The album opens with the glam stomp of "Shockwave". It's Gallagher at his swaggering best, all sneering attitude and chutzpah. Musically, it's not his most original moment by any means. But with the tight production and little harmonica flourishes, it's a solid, sonic continuation of the musical blueprint he laid out for himself on As You Were. If there was any doubt as to the current state of his relationship with Noel, then lines like "you're a snake/a weasel" suggest that they're probably not on each other's holiday card lists.
In many respects, the more reflective, acoustic ballad, "One of Us", serves as the counterpoint to "Shockwave's" sneering chastisement. Rather than berate the subject, Gallagher urges them to remember the good old days when it was always us against them. It's one of the many heart-on-the-sleeve moments that define the album with Gallagher displaying a vulnerability and innocence only touched upon on As You Were.
Nostalgia is a core theme throughout the album. While musical nostalgia has always been part of the Gallaghers' oeuvre, on "Once", Liam surveys the sepia-tinged memories of a remarkable career. What could have been a bitter raging against the dying of the light, comes across as an acceptance that the enormous high points, the Knebworths, the number one singles should be treated like souvenirs from an incredible trip.
The truly heartfelt "Now That I've Found You", is a sweet ode to his daughter Molly Moorish. It's a well-written slice of classicist rock 'n' roll with effortless, breezy melodies skillfully sewn into it. "Halo" ups the tempo with a honky-tonk piano melody that borrows liberally from "Let's Spend the Night Together" and then adds some rumbling, fuzzed-out guitar riffage.
By the mid-point, it's clear that this is a very different Liam Gallagher from anything he has put his hand to before. With its chugging strings "Why Me? Why Not." finds Gallagher acknowledging the people that got him to this point in his career. "You got me over the line / You got me kissing the sky." It's a sincere and somewhat unexpected expression of humility. "Be Still" is a little edgier, coming over like a lost mod anthem. Meanwhile, the Lennon-esque "Alright Now" looks at life with a similar middle-aged, maturity that Lennon displayed on his Double Fantasy album.

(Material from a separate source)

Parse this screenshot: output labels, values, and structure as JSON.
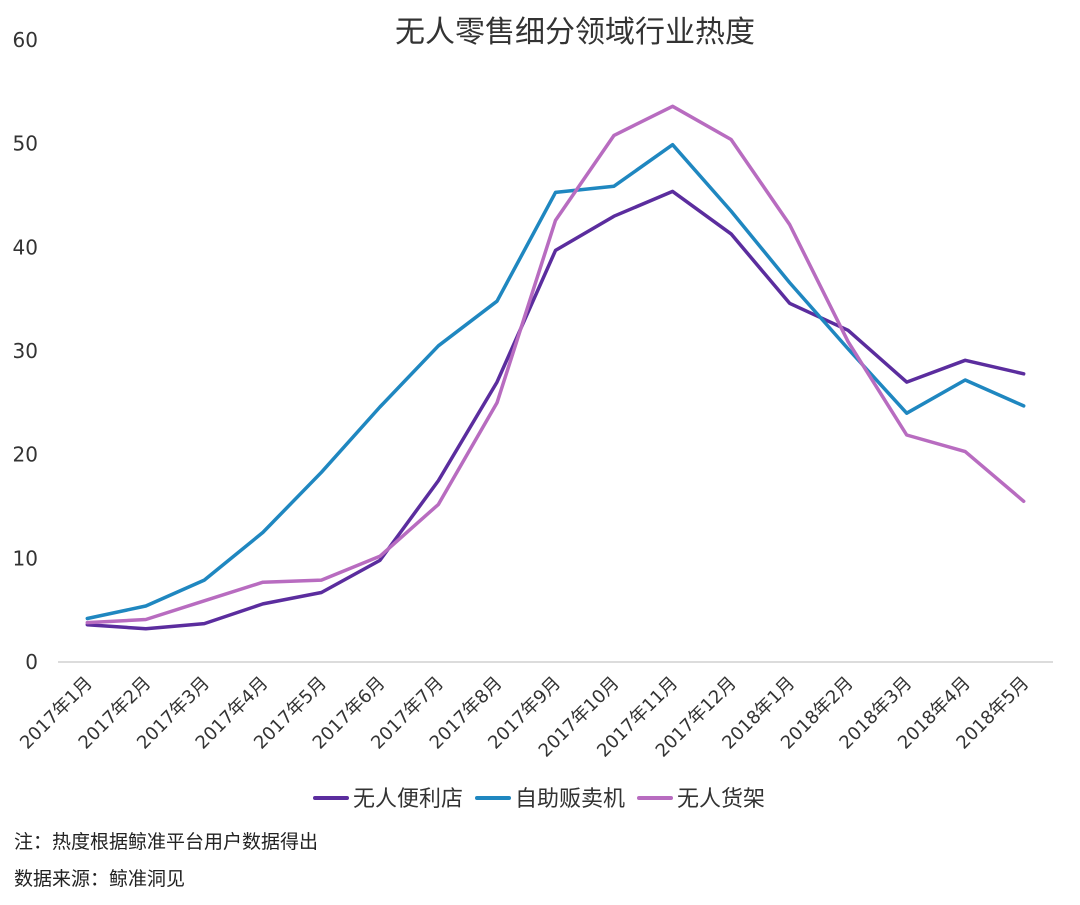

The Lennon-isms continue with "Meadow", but this time with a little sprinkling of psychedelia. With organs swells and hazy guitars, Gallagher's vocals get a little trippier as they gently spin off into the ether. The wilder, "The River" is a strutting, 1960s rock 'n' roll indebted anthem for those fans that have stuck with him through thick and thin. It may contain some slightly clunky attempts at social commentary, but it'll please fans, while also undoubtedly sounding monumental live.
Album closer, "Gone" ties all the album's central themes together. Over an Ennio Morricone style guitar riff, Liam accepts that life is very different now, "The changing of the guard is oh so real" but, of course, can't resist one last dig at brother Noel, "You had fun stringing me along" and "I wanna hear you beg me." However, rather than simply score-settling and playground taunts, this is Liam finally finding his place and stepping out a little further from his brother's shadow.
Why Me? Why Not. is not the swaggering, confident album you might expect. Rather, there is a vulnerability and a sense of humility to go with the polished songcraft. While the musical influences are pretty standard Liam Gallagher fare these are surprisingly accomplished, memorable songs. The lasting, overall impression is of Gallagher discovering a belief in himself as an artist rather than simply as a singer in a rock 'n' roll band.